How to Avoid Forcing Trend Lines
✅ Stick to Clear Rules: A valid trend line must connect at least two significant swing highs (downtrend) or two significant swing lows (uptrend) — ideally three.
✅ Let the Market Shape the Line: Draw the line after the structure is clear, not before.
✅ Don’t Chase Price: If price action no longer respects a trend line, remove or adjust it.
✅ Zoom Out and Look at the Bigger Picture: If you find yourself struggling to draw a line, you may be looking too closely. Higher time frames provide more clarity.
✅ Stay Objective: Detach your emotions and trade what you see, not what you want to see.
Example
Suppose you’re in an uptrend and the market makes a sudden sharp dip. Forcing the trend line to still touch that dip and continue the trend can give you a false sense of security.
Instead, wait for the next higher low to form naturally and then redraw your trend line.
How to Use Trend Lines to Market Reversals
Trend lines are powerful tools for identifying potential market reversals. When used correctly, they can help traders recognize when a trend is losing momentum and a reversal might be on the horizon.
1. Identify a Strong Trend Line
Before a reversal can occur, a valid trend line must be established. A trend line should:
- Connect at least two to three swing highs (downtrend) or swing lows (uptrend).
- Be respected multiple times—the more touches, the stronger the trend line.
If price has consistently followed the trend line, its break could signal a potential reversal.
2. Watch for Trend Line Breaks
A market reversal often begins with a trend line break. This happens when:
✅ Price closes decisively below an uptrend line or above a downtrend line.
✅ The break occurs with strong momentum or high volume.
✅ The price retests the broken trend line and fails to reclaim it.
🔹 False Breakouts: Not all trend line breaks lead to reversals. A false breakout occurs when price breaks the trend line but quickly returns above/below it. Wait for confirmation before acting.
3. Look for Additional Confirmation Signals
A trend line break alone isn’t enough—combine it with other reversal signals:
- Candlestick Patterns: Reversal patterns like double tops/bottoms, head and shoulders, engulfing candles, and pin bars add confirmation.

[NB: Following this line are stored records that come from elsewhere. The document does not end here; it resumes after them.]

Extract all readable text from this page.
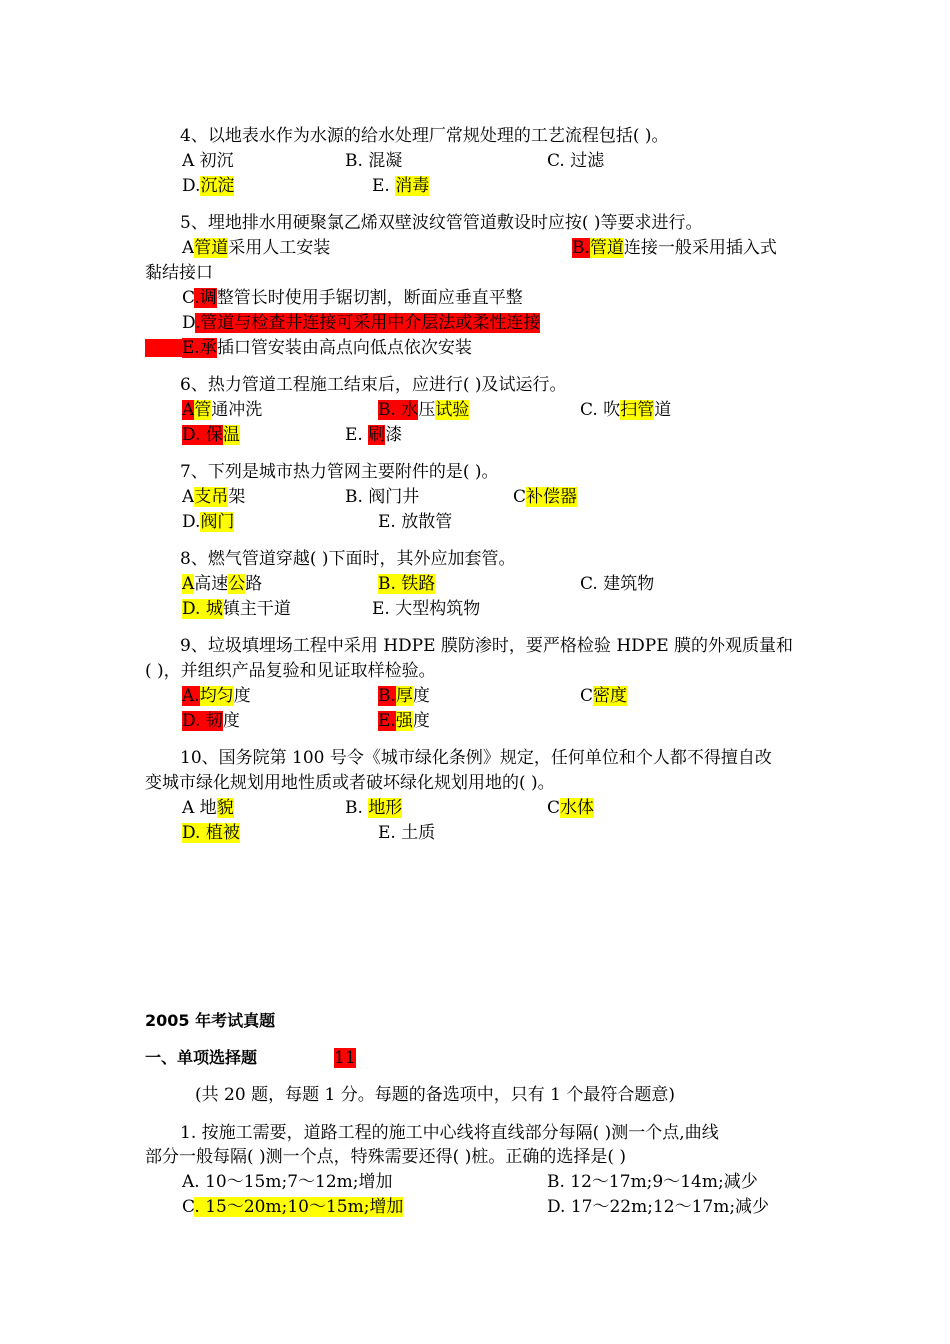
4、以地表水作为水源的给水处理厂常规处理的工艺流程包括( )。
A 初沉	B. 混凝	C. 过滤
D.沉淀	E. 消毒
5、埋地排水用硬聚氯乙烯双壁波纹管管道敷设时应按( )等要求进行。
A管道采用人工安装	B.管道连接一般采用插入式
黏结接口
C.调整管长时使用手锯切割，断面应垂直平整
D.管道与检查井连接可采用中介层法或柔性连接
E.承插口管安装由高点向低点依次安装
6、热力管道工程施工结束后，应进行( )及试运行。
A管通冲洗	B. 水压试验	C. 吹扫管道
D. 保温	E. 刷漆
7、下列是城市热力管网主要附件的是( )。
A支吊架	B. 阀门井	C补偿器
D.阀门	E. 放散管
8、燃气管道穿越( )下面时，其外应加套管。
A高速公路	B. 铁路	C. 建筑物
D. 城镇主干道	E. 大型构筑物
9、垃圾填埋场工程中采用 HDPE 膜防渗时，要严格检验 HDPE 膜的外观质量和
( )，并组织产品复验和见证取样检验。
A.均匀度	B.厚度	C密度
D. 韧度	E.强度
10、国务院第 100 号令《城市绿化条例》规定，任何单位和个人都不得擅自改
变城市绿化规划用地性质或者破坏绿化规划用地的( )。
A 地貌	B. 地形	C水体
D. 植被	E. 土质
2005 年考试真题
一、单项选择题	11
(共 20 题，每题 1 分。每题的备选项中，只有 1 个最符合题意)
1. 按施工需要，道路工程的施工中心线将直线部分每隔( )测一个点,曲线
部分一般每隔( )测一个点，特殊需要还得( )桩。正确的选择是( )
A. 10～15m;7～12m;增加	B. 12～17m;9～14m;减少
C. 15～20m;10～15m;增加	D. 17～22m;12～17m;减少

- Divergence on Indicators: If RSI or MACD shows divergence while price is still trending, it suggests weakening momentum.
- Support/Resistance Zones: If price breaks a trend line near a major support/resistance area, it strengthens the reversal case.
4. Spotting Trend Reversals Early vs. Late
- Aggressive Traders: Enter immediately after the trend line break, aiming to catch the start of a new trend.
- Conservative Traders: Wait for a retest of the broken trend line and enter when price fails to reclaim the trend.
5. Set Stop Loss & Targets
- Stop Loss: Place it just beyond the last swing high/low before the trend line break.
- Profit Targets: Use previous support/resistance levels, Fibonacci retracement levels, or measured moves based on the trend’s length.
Final Thoughts
Trend lines provide a visual guide for spotting reversals, but they should never be used in isolation. Combine them with other technical indicators, price action, and confirmation signals to improve accuracy.
By mastering trend line breaks and using additional confluence factors, you can identify high-probability reversal trades and avoid false signals.
Frequently Asked Questions
What is a trend line?
A trend line is a diagonal support or resistance level on a price chart. It’s often used to identify support during an uptrend or resistance during a downtrend.
How do you draw trend lines?
Start with a prominent high or low on a higher time frame such as the daily. From there, look to see if you can connect a trend line with the subsequent lows (for an uptrend) or highs (for a downtrend).
Is it okay if a trend line cuts through a candlestick?
It’s okay if a trend line cuts through a small part of the upper or lower wick on a candlestick. However, as a general rule, a trend line should not cut through the body of a candlestick.